Tool used to make legislatures more proportional

Leveling seats (tillægsmandat, utjämningsmandat, utjevningsmandater, jöfnunarsæti, Ausgleichsmandat), commonly known also as adjustment seats, are an election mechanism employed for many years by all Nordic countries (except Finland) in elections for its national legislatures. Germany also used national leveling seats for its legislature's lower chamber, the Bundestag, from 2013 to 2023. Leveling seats are seats of additional members elected to supplement the members directly elected by each constituency. The purpose of the additional seats is to ensure that each party's share of the total seats is roughly proportional to the party's overall shares of votes at the national level.

==Usage by country==
===Denmark===
In 1915, Denmark became one of the first countries in the world to introduce leveling seats in its parliamentary elections. Since then, all parliamentary elections in Denmark have allocated the adjustment seats as a substantial fraction of the seats in the parliament. The parliamentary seats currently comprise 135 county seats and 40 leveling seats, with a further 4 "North Atlantic seats" elected separately by proportional representation in the Faroe Islands and Greenland (which are not treated as an integral part of the Danish election system). The leveling seats are supplementary to the normal seats, which are allocated by proportional votes within each county. All parties that achieve at least 2% of the national votes are granted as many leveling seats as required to achieve proportional representation at the national level.

===Germany===
Traditionally, Germany's mixed member proportional system awarded overhang seats with no compensation at the national level. That led to a particularly notorious case of negative vote weight after the 2005 German federal election in which voting was delayed by two weeks in the constituency of Dresden I, and it was determined that too much support for Christian Democratic Union would cause the party to lose an overhang seat in the close election. In February 2013, a resultant decision of the Federal Constitutional Court determined negative vote weight was unconstitutional and demanded a reform of the electoral law. The system of leveling seats, which already existed on the state level, was introduced on the national level.

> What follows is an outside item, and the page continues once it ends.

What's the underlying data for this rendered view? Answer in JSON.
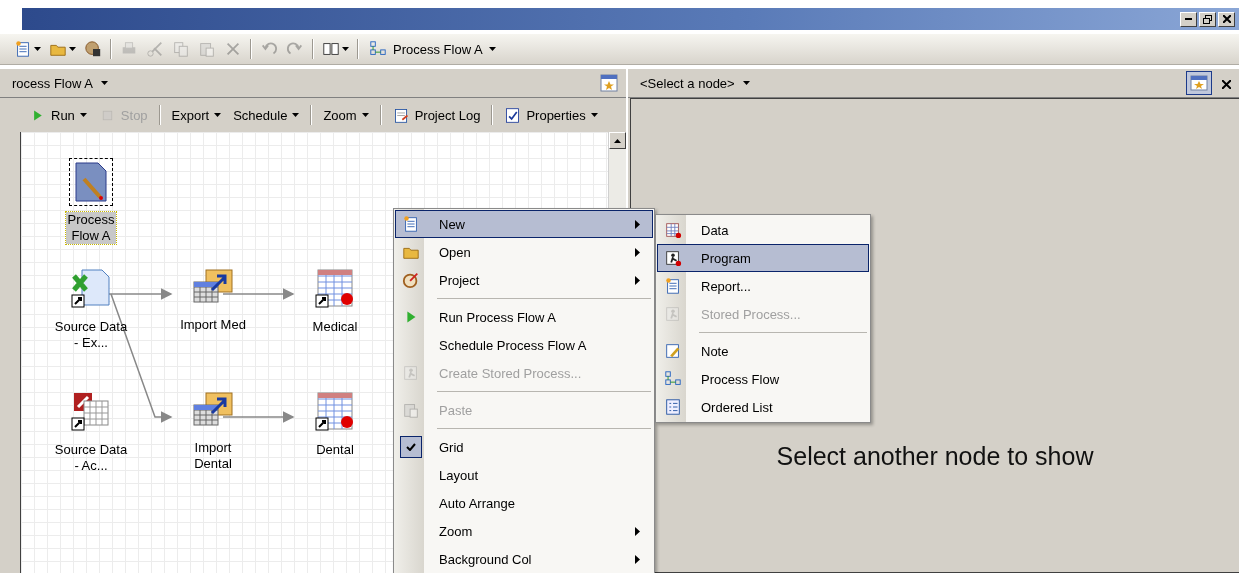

After the 2021 German federal election resulted in a Bundestag with 736 seats, which made it the largest freely-elected parliament in the world because of the large number of leveling seats, debate renewed about how to rein in its size. A 2023 reform removed the leveling seats and instead allocated seats solely by party list votes (meaning that a candidate elected in a local constituency can fail to get into parliament, if their party does not receive enough votes on a national level). That is known as "second vote coverage" (Zweitstimmendeckung).

===Iceland===
Leveling seats have been part of the election procedures for all Icelandic parliamentary elections since 1934.

===Norway===
Leveling seats were introduced in Norway in the 1989 parliamentary election, when there were 8 such seats. Since 2005, there are 19 leveling mandates, one for each electoral district. Its current form is based on the following principles:
- In order to be eligible for leveling seats, a party must get at least 4% (the exclusion threshold) of the national popular vote. A party may attain enough votes in a given county to elect a representative but may fail to be eligible for leveling seats.
- The number of representatives elected per county is a function of the total population in the county and the area of the county. Hence, Finnmark needs fewer votes to elect a representative (7,409 in 2005) than Oslo (18,167 the same election).
- Of 169 representatives, 150 are elected by popular vote within the county, which means that a party that achieves 40% of the popular vote in a county sends about 40% of the total number of representatives from that county.
- The remaining 19 representatives are allocated one to each county but are elected based on nationwide results for a party as long as the popular vote at the national level for that party exceeds the exclusion threshold of 4%. Each representative thus represents an approximately equal number of voters.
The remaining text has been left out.